My TJ column today followed a common theme on this blog – namely, the difference between small business owners and ‘entrepreneurs’. To some this is a semantic quibble, but if government policy is meant to create ‘entrepreneurs’ that are looking to grow neat ideas into national and even international businesses, it is vitally important to clearly differentiate the two. Read the column for my thoughts.
I have long said that one of the best ways to create entrepreneurs is to attract a few large, highly innovative multinational firms. When I put this forward before, it was hotly debated but I remained convinced that entrepeneurs are not born, they are incubated. Incubated in university research activities and incubated in large, inovative companies. As I said before, when you look at the bios of most successful entrepreneurs (certainly not all) there is almost always a stint at a large firm. They go in, they learn stuff and they get frustrated, leave and start their own business. Think Nortel. In New Brunswick, think Aliant. A good chunk of NB’s successful entrepreneurs did a stint there.

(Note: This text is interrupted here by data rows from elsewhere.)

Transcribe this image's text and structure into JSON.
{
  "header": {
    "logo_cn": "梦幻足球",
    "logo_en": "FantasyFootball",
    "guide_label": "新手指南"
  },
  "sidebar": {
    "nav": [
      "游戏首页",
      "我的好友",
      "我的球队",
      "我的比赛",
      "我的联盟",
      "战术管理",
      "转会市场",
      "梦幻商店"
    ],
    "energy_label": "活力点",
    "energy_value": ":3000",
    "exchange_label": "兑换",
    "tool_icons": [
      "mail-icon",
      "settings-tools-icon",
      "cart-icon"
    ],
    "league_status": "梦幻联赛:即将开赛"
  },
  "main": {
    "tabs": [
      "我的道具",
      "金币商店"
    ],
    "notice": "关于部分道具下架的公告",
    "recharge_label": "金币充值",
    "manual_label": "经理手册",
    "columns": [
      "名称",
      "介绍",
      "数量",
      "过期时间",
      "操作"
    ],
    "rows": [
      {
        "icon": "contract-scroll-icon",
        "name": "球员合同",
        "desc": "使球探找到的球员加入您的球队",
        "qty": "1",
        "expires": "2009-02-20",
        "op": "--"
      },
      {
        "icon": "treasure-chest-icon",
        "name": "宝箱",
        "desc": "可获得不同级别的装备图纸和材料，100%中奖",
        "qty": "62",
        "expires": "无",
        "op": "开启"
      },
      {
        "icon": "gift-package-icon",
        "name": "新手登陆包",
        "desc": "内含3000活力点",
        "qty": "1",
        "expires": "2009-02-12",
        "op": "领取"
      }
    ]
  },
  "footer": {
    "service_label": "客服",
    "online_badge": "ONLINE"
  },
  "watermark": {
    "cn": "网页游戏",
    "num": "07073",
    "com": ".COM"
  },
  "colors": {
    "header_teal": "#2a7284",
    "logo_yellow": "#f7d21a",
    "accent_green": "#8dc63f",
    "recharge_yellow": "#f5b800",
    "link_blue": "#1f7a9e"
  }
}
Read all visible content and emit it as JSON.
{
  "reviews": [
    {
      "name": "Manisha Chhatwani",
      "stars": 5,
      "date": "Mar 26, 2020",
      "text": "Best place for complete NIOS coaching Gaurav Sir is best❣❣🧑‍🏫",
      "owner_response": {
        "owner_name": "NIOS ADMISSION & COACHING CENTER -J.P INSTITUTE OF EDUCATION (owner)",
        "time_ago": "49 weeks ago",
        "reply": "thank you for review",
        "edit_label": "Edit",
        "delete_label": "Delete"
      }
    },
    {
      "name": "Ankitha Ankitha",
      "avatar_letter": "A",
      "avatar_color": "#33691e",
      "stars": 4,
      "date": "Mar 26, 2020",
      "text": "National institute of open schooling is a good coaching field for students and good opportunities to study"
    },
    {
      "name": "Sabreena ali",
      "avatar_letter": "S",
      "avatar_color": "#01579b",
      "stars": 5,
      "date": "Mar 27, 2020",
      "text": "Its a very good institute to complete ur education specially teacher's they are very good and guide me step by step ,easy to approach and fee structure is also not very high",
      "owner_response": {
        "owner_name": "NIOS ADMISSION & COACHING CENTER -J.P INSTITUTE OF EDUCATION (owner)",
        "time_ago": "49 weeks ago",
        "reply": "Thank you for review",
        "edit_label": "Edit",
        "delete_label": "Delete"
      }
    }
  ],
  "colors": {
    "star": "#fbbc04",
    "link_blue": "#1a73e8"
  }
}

Now if you want to foster more barber shops, consulting firms, caulking contractors, corner stories, pet grooming companies, niche retailers, etc., keep on fostering ‘small business’.
But that, in my opinion, is another debate. I don’t even want to go there. Specifically, are more walmarts and less mom and pops better or worse for an economy. There are studies that show Walmart has driven down the cost of retail goods compared to mom and pops.
But you can debate that ad nauseum. That is not my point.
I am talking about the difference between mom and pops and entrepreneurs.